The advanced intercross line helped to identify how variation in certain genes can alter specific physiological pathways, which in turn lead to changes in growth and fat deposition. Research conducted with the advanced intercross line identified a locus on chromosome 4, which is responsible for up to a 19% difference in body weight in chickens at 12 weeks of age. Advanced intercross offspring can possess a high-growth or low-growth haplotype at the locus on chromosome 4, which is in the vicinity of the cholecystokinin receptor A (CCKAR) gene. Cholecystokinin and its receptor (CCKAR) play an important role in satiety feedback pathways between the brain and digestive organs. Cholecystokinin is a gut peptide that is elevated after a meal, leading to the reduction or cessation of feeding. High-growth advanced intercross chickens have lower expression of CCKAR in the brain, intestine, and pancreas, and do not reduce food intake after they have been exogenously administered with cholecystokinin⁶. They also have elevated agouti-related peptide expression, the major orexigenic peptide in the hypothalamus⁶. Therefore, the advanced intercross line can be used to study the effect of the CCKAR locus on growth.

Line origin

Chickens from a broiler line and a white Leghorn line were intercrossed to produce an F1 comprising 13 female and 11 male chickens, arranged into 13 pairings⁷. The offspring of these F₁ families were intercrossed using a mating system to minimise inbreeding⁸. Each generation after the F₁ was reproduced from 60 males and 60 females until generation 18. For full details see Sewalem et al (2002)¹. Thereafter, the population was maintained based on maintaining heterozygosity at the CCKAR genomic locus using genetic markers⁶. It is likely that the population continues to segregate for other traits that differed between the founder lines including ocular dimensions that have been already studied⁷, but also growth and reproductive traits.

Publications

1. Sewalem, A. et al. Mapping of quantitative trait loci for body weight at three, six, and nine weeks of age in a broiler layer cross. Poult. Sci. 81, 1775–1781 (2002).

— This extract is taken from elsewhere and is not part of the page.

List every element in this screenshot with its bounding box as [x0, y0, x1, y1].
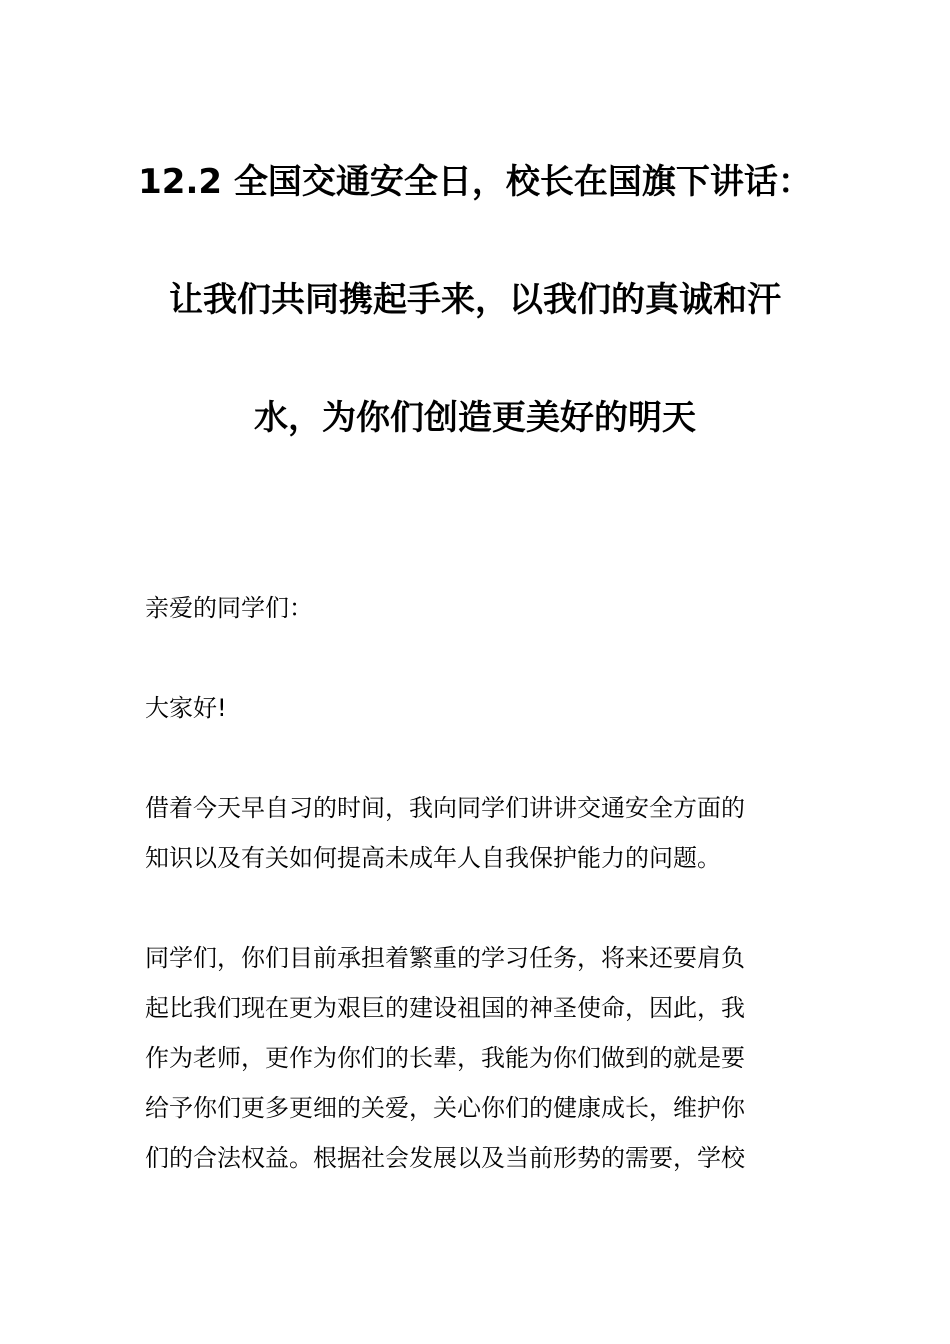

2. Ikeobi, C. O. N. et al. Quantitative trait loci affecting fatness in the chicken. Anim. Genet. 33, 428–435 (2002).
3. Podisi, B. K., Knott, S. A., Burt, D. W. & Hocking, P. M. Comparative analysis of quantitative trait loci for body weight, growth rate and growth curve parameters from 3 to 72 weeks of age in female chickens of a broiler-layer cross. BMC Genet. 14, (2013).

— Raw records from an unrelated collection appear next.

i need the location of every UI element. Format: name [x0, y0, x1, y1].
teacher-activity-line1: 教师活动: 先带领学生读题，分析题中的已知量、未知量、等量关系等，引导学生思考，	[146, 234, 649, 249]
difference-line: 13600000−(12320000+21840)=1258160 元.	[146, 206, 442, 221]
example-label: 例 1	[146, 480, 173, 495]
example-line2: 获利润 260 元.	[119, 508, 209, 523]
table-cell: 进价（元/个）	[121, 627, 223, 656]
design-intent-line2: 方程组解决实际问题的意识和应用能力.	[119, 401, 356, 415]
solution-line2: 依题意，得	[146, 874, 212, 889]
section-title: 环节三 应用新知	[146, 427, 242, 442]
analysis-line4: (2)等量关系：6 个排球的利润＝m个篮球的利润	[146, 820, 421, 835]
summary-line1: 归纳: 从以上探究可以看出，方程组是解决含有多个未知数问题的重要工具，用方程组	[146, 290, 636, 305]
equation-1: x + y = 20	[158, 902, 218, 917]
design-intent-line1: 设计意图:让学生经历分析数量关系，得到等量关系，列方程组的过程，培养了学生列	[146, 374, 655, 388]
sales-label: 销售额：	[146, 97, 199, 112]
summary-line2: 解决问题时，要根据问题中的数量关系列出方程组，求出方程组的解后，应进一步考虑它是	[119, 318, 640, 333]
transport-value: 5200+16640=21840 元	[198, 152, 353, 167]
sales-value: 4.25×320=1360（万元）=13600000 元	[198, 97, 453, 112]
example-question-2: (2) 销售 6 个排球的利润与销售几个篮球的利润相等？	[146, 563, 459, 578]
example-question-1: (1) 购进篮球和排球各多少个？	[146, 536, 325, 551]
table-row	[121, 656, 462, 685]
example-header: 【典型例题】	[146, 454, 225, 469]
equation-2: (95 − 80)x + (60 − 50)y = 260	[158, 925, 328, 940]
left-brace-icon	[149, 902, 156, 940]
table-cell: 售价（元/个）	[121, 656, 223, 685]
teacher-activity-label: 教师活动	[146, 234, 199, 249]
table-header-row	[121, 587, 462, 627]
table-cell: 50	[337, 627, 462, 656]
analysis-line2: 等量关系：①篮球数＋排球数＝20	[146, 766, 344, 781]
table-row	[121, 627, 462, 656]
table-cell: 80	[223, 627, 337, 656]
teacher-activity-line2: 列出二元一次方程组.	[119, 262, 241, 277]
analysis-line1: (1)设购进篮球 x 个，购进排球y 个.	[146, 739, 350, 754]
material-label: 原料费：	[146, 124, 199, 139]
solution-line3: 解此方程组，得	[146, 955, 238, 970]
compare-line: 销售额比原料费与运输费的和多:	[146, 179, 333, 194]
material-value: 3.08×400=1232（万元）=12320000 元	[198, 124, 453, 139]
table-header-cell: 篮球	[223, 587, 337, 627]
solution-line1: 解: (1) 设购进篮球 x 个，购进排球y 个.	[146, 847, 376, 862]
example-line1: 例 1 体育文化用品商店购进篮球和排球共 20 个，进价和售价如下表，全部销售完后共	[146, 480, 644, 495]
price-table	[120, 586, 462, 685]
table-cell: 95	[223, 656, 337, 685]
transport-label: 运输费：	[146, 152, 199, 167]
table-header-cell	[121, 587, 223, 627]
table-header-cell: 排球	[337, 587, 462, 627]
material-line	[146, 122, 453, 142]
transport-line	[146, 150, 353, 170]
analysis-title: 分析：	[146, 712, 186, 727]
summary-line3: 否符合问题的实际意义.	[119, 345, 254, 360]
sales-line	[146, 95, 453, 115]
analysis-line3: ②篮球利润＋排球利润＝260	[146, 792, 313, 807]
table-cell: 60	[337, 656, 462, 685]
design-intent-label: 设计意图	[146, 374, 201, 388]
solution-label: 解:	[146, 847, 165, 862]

4. Podisi, B. K. et al. Overlap of quantitative trait loci for early growth rate, and for body weight and age at onset of sexual maturity in chickens. Reproduction 141, 381–389 (2011).

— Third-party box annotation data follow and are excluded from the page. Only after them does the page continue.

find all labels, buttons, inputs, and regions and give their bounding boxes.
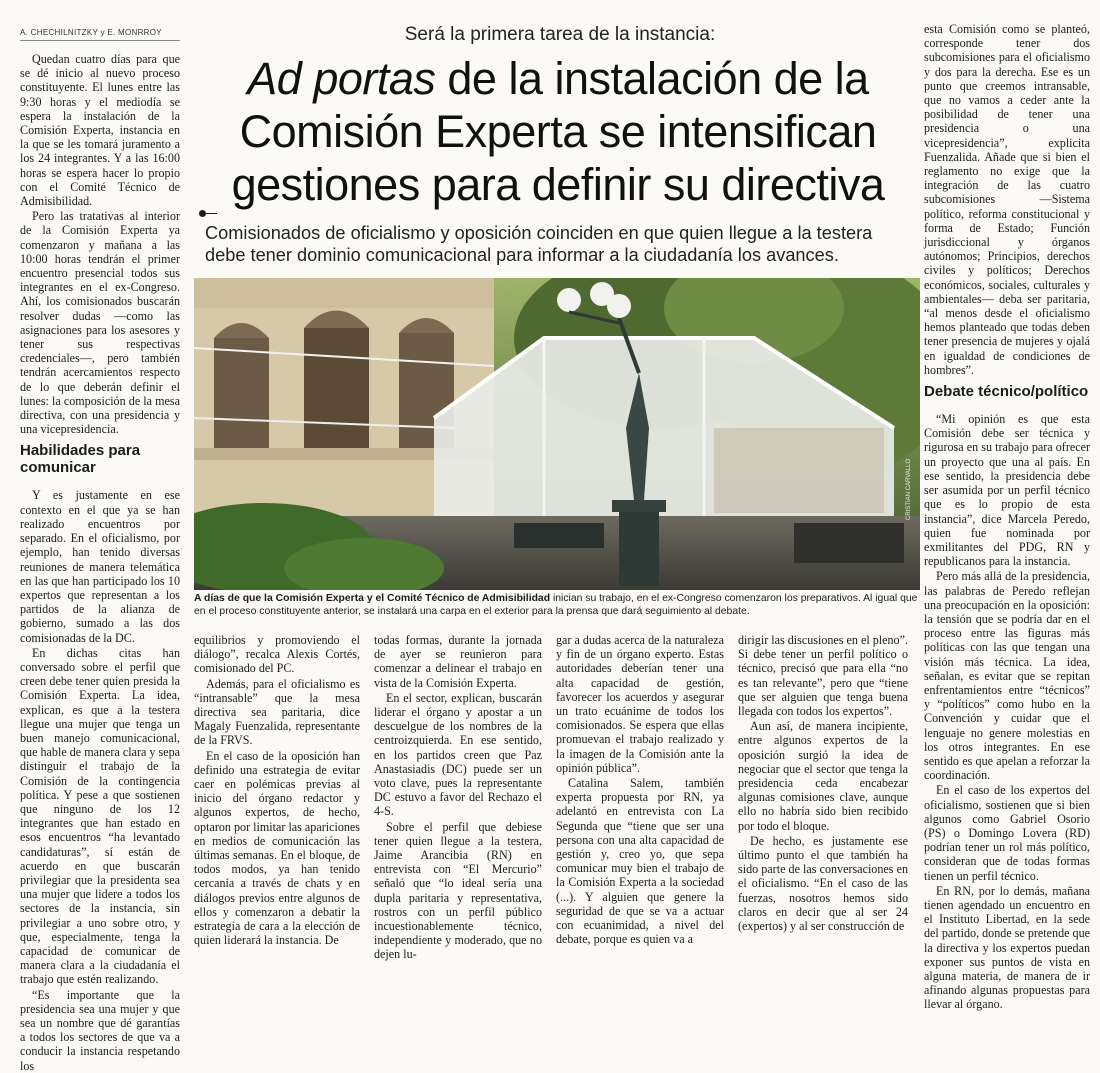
paragraph: En el sector, explican, buscarán liderar el órgano y apostar a un descuelgue de los nombres de la centroizquierda. En ese sentido, en los partidos creen que Paz Anastasiadis (DC) puede ser un voto clave, pues la representante DC estuvo a favor del Rechazo el 4-S. xyxy=(374,690,542,819)
article-column-1 xyxy=(20,52,180,1073)
article-column-5 xyxy=(738,633,908,933)
kicker: Será la primera tarea de la instancia: xyxy=(404,24,716,45)
headline-line-3: gestiones para definir su directiva xyxy=(231,159,885,210)
paragraph: Pero más allá de la presidencia, las palabras de Peredo reflejan una preocupación en la oposición: la tensión que se podría dar en el proceso entre las figuras más políticas con las que tengan una visión más técnica. La idea, señalan, es evitar que se repitan enfrentamientos entre “técnicos” y “políticos” como hubo en la Convención y cuidar que el lenguaje no genere molestias en los otros integrantes. En ese sentido es que apelan a reforzar la coordinación. xyxy=(924,569,1090,783)
paragraph: todas formas, durante la jornada de ayer se reunieron para comenzar a delinear el trabajo en vista de la Comisión Experta. xyxy=(374,633,542,690)
headline-line-1 xyxy=(196,52,920,105)
paragraph: Y es justamente en ese contexto en el que ya se han realizado encuentros por separado. En el oficialismo, por ejemplo, han tenido diversas reuniones de manera telemática en las que han participado los 10 expertos que representan a los partidos de la alianza de gobierno, sumado a las dos comisionadas de la DC. xyxy=(20,488,180,645)
article-column-4 xyxy=(556,633,724,946)
subhead-debate: Debate técnico/político xyxy=(924,383,1089,401)
paragraph: Sobre el perfil que debiese tener quien llegue a la testera, Jaime Arancibia (RN) en entrevista con “El Mercurio” señaló que “lo ideal sería una dupla paritaria y representativa, rostros con un perfil público incuestionablemente técnico, independiente y moderado, que no dejen lu- xyxy=(374,819,542,962)
paragraph: Catalina Salem, también experta propuesta por RN, ya adelantó en entrevista con La Segunda que “tiene que ser una persona con una alta capacidad de gestión y, creo yo, que sepa comunicar muy bien el trabajo de la Comisión Experta a la sociedad (...). Y alguien que genere la seguridad de que se va a actuar con ecuanimidad, a nivel del debate, porque es quien va a xyxy=(556,776,724,947)
paragraph: De hecho, es justamente ese último punto el que también ha sido parte de las conversaciones en el oficialismo. “En el caso de las fuerzas, nosotros hemos sido claros en decir que al ser 24 (expertos) y al ser construcción de xyxy=(738,833,908,934)
byline-divider xyxy=(20,40,180,41)
paragraph: equilibrios y promoviendo el diálogo”, recalca Alexis Cortés, comisionado del PC. xyxy=(194,633,360,676)
paragraph: En RN, por lo demás, mañana tienen agendado un encuentro en el Instituto Libertad, en la sede del partido, donde se pretende que la directiva y los expertos puedan exponer sus puntos de vista en alguna materia, de manera de ir afinando algunas propuestas para llevar al órgano. xyxy=(924,883,1090,1012)
paragraph: “Es importante que la presidencia sea una mujer y que sea un nombre que dé garantías a todos los sectores de que va a conducir la instancia respetando los xyxy=(20,987,180,1073)
headline-line-2: Comisión Experta se intensifican xyxy=(239,106,877,157)
paragraph: dirigir las discusiones en el pleno”. Si debe tener un perfil político o técnico, precisó que para ella “no es tan relevante”, pero que “tiene que ser alguien que tenga buena llegada con todos los expertos”. xyxy=(738,633,908,719)
caption-lead: A días de que la Comisión Experta y el Comité Técnico de Admisibilidad xyxy=(194,593,551,604)
paragraph: gar a dudas acerca de la naturaleza y fin de un órgano experto. Estas autoridades deberían tener una alta capacidad de gestión, favorecer los acuerdos y asegurar un trato ecuánime de todos los comisionados. Se espera que ellas promuevan el trabajo realizado y la imagen de la Comisión ante la opinión pública”. xyxy=(556,633,724,775)
deck: Comisionados de oficialismo y oposición coinciden en que quien llegue a la testera debe tener dominio comunicacional para informar a la ciudadanía los avances. xyxy=(205,223,873,265)
article-column-3 xyxy=(374,633,542,962)
article-column-6 xyxy=(924,22,1090,1012)
news-photo xyxy=(194,278,920,590)
paragraph: Quedan cuatro días para que se dé inicio al nuevo proceso constituyente. El lunes entre las 9:30 horas y el mediodía se espera la instalación de la Comisión Experta, instancia en la que se les tomará juramento a los 24 integrantes. Y a las 16:00 horas se espera hacer lo propio con el Comité Técnico de Admisibilidad. xyxy=(20,52,180,209)
headline-line-1-rest: de la instalación de la xyxy=(435,53,869,104)
paragraph: Además, para el oficialismo es “intransable” que la mesa directiva sea paritaria, dice Magaly Fuenzalida, representante de la FRVS. xyxy=(194,676,360,748)
deck-bullet xyxy=(199,210,206,217)
paragraph: “Mi opinión es que esta Comisión debe ser técnica y rigurosa en su trabajo para ofrecer un proyecto que una al país. En ese sentido, la presidencia debe ser asumida por un perfil técnico que es lo propio de esta instancia”, dice Marcela Peredo, quien fue nominada por exmilitantes del PDG, RN y republicanos para la instancia. xyxy=(924,412,1090,569)
byline: A. CHECHILNITZKY y E. MONRROY xyxy=(20,28,162,37)
paragraph: esta Comisión como se planteó, corresponde tener dos subcomisiones para el oficialismo y dos para la derecha. Ese es un punto que creemos intransable, que no vamos a ceder ante la posibilidad de tener una presidencia o una vicepresidencia”, explicita Fuenzalida. Añade que si bien el reglamento no exige que la integración de las cuatro subcomisiones —Sistema político, reforma constitucional y forma de Estado; Función jurisdiccional y órganos autónomos; Principios, derechos civiles y políticos; Derechos económicos, sociales, culturales y ambientales— deba ser paritaria, “al menos desde el oficialismo hemos planteado que todas deben tener presencia de mujeres y ojalá en igualdad de condiciones de hombres”. xyxy=(924,22,1090,377)
paragraph: En el caso de los expertos del oficialismo, sostienen que si bien algunos como Gabriel Osorio (PS) o Domingo Lovera (RD) podrían tener un rol más político, consideran que de todas formas tienen un perfil técnico. xyxy=(924,783,1090,883)
paragraph: En dichas citas han conversado sobre el perfil que creen debe tener quien presida la Comisión Experta. La idea, explican, es que a la testera llegue una mujer que tenga un buen manejo comunicacional, que hable de manera clara y sepa distinguir el trabajo de la Comisión de la contingencia política. Y pese a que sostienen que ninguno de los 12 integrantes que han estado en esos encuentros “ha levantado candidaturas”, sí están de acuerdo en que buscarán privilegiar que la presidenta sea una mujer que lidere a todos los sectores de la instancia, sin privilegiar a uno sobre otro, y que, especialmente, tenga la capacidad de comunicar de manera clara a la ciudadanía el trabajo que estén realizando. xyxy=(20,645,180,987)
paragraph: Aun así, de manera incipiente, entre algunos expertos de la oposición surgió la idea de negociar que el sector que tenga la presidencia ceda encabezar algunas comisiones clave, aunque ello no habría sido bien recibido por todo el bloque. xyxy=(738,719,908,833)
headline xyxy=(196,52,920,211)
article-column-2 xyxy=(194,633,360,947)
subhead-habilidades: Habilidades para comunicar xyxy=(20,442,141,477)
paragraph: Pero las tratativas al interior de la Comisión Experta ya comenzaron y mañana a las 10:00 horas tendrán el primer encuentro presencial todos sus integrantes en el ex-Congreso. Ahí, los comisionados buscarán resolver dudas —como las asignaciones para los asesores y tener sus respectivas credenciales—, pero también tendrán acercamientos respecto de lo que deberán definir el lunes: la composición de la mesa directiva, con una presidencia y una vicepresidencia. xyxy=(20,209,180,437)
photo-caption xyxy=(194,593,920,618)
paragraph: En el caso de la oposición han definido una estrategia de evitar caer en polémicas previas al inicio del órgano redactor y algunos expertos, de hecho, optaron por limitar las apariciones en medios de comunicación las últimas semanas. En el bloque, de todos modos, ya han tenido cercanía a través de chats y en diálogos previos entre algunos de ellos y comenzaron a debatir la estrategia de cara a la elección de quien liderará la instancia. De xyxy=(194,748,360,948)
photo-illustration xyxy=(194,278,920,590)
caption-text: inician su trabajo, en el ex-Congreso comenzaron los preparativos. Al igual que en el proceso constituyente anterior, se instalará una carpa en el exterior para la prensa que dará seguimiento al debate. xyxy=(194,593,918,617)
photo-credit: CRISTIAN CARVALLO xyxy=(906,458,912,520)
headline-italic: Ad portas xyxy=(247,53,436,104)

5. Podisi, B. K., Knott, S. A., Dunn, I. C., Burt, D. W. & Hocking, P. M. British Poultry Science Bone mineral density QTL at sexual maturity and end of lay Bone mineral density QTL at sexual maturity and end of lay. Br. Poult. Sci. 53, 763–769 (2012).
6. Dunn, I. C. et al. Decreased expression of the satiety signal receptor CCKAR is responsible for increased growth and body weight during the domestication of chickens. Am. J. Physiol. Endocrinol. Metab. 304, 909–921 (2013).
7. Prashar, A. et al. Common determinants of body size and eye size in chickens from an advanced intercross line. Exp. Eye Res. 89, 42–48 (2009).
8. Falconer, D. S. Replicated selection for body weight in mice. Genet. Res. 22, 291–321 (1973).